Compared with 2012, cooling in the deep ocean was observed north of Puerto Rico, where the DWBC passes (Figure 5). This was accompanied by a slight freshening. Below 4500, where a vestige of AABW was detected, the cooling seems to be intensified. As a result, there was an uplift of $\gamma$ = 28.15 by about 200 m in the water column. CFCs measurements (not shown) also suggest changes north of Puerto Rico. In 2012, it was found an eddy with unusual water properties, near 21.5°N, just north of the Puerto Rico Trench. The property anomalies - high oxygen and CFCs, low salinity, and nutrients – were particularly strong between 1000-1500 meters depth. It was suggested that this eddy originated to the east of Newfoundland. In 2021, the eddy was not present.

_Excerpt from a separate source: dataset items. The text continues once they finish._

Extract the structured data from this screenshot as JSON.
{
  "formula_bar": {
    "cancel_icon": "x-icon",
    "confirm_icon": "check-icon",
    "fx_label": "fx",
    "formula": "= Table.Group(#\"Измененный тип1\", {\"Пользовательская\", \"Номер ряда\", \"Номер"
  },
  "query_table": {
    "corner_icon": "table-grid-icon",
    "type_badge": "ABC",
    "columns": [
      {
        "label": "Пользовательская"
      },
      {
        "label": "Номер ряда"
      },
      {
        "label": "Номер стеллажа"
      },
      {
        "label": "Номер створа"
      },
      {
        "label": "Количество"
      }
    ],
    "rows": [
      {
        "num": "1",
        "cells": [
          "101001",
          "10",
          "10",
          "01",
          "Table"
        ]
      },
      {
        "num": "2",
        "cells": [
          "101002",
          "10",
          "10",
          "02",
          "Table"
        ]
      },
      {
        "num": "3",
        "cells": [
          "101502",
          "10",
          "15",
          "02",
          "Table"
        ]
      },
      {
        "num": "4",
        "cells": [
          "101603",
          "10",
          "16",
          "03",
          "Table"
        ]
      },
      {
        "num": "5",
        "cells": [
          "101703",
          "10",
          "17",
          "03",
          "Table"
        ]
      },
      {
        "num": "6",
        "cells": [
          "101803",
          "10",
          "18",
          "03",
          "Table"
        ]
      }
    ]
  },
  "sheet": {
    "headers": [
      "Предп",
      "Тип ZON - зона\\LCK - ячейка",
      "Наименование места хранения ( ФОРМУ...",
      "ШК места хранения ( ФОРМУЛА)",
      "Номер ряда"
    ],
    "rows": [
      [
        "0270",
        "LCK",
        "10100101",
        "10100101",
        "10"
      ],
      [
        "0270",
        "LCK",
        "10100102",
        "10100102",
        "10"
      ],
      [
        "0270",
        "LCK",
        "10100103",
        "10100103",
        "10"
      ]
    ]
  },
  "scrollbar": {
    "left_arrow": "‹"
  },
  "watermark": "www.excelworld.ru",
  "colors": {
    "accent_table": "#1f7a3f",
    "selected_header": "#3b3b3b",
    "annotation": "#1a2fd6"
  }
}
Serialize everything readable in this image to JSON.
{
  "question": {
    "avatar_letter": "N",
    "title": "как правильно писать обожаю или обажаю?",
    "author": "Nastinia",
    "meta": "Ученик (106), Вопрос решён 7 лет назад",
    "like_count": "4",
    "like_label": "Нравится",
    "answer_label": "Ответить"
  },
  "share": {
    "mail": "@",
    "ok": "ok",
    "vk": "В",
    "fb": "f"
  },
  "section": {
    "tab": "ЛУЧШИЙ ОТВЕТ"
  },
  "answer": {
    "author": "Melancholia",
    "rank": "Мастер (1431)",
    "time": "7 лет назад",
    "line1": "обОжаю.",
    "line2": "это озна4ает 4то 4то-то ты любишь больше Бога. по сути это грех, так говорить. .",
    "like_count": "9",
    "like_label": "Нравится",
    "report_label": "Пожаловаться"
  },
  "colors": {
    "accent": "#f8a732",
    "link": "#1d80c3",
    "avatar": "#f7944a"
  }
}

_images/TS_diff_sections.png — Difference in potential temperature (left) and salinity (right) between 2021 and 2012 A22 occupations. Contours are neutral density in 2021 (black) and 2012 (blue).¶

_images/all_sections.png — Potential temperature (upper left) and salinity (upper right) distributions at A22 2021 (stations 1-90) from CTD data. Same for neutral density (lower left) and dissolved oxygen (lower right). Contours are $\gamma$ = 26, 27, 27.6, 27.9, 28.1, and 28.15 kg/m³.¶

_images/geostrophic.png — Geostrophic velocities for May 11 from satellite altimeters and A22 stations (dots).¶

Joyce2001: Joyce, T. M., Hernandez‐Guerra, A., and Smethie, W. M. (2001), Zonal circulation in the NW Atlantic and Caribbean from a meridional World Ocean Circulation Experiment hydrographic section at 66°W, J. Geophys. Res., 106( C10), 22095– 22113, doi:10.1029/2000JC000268.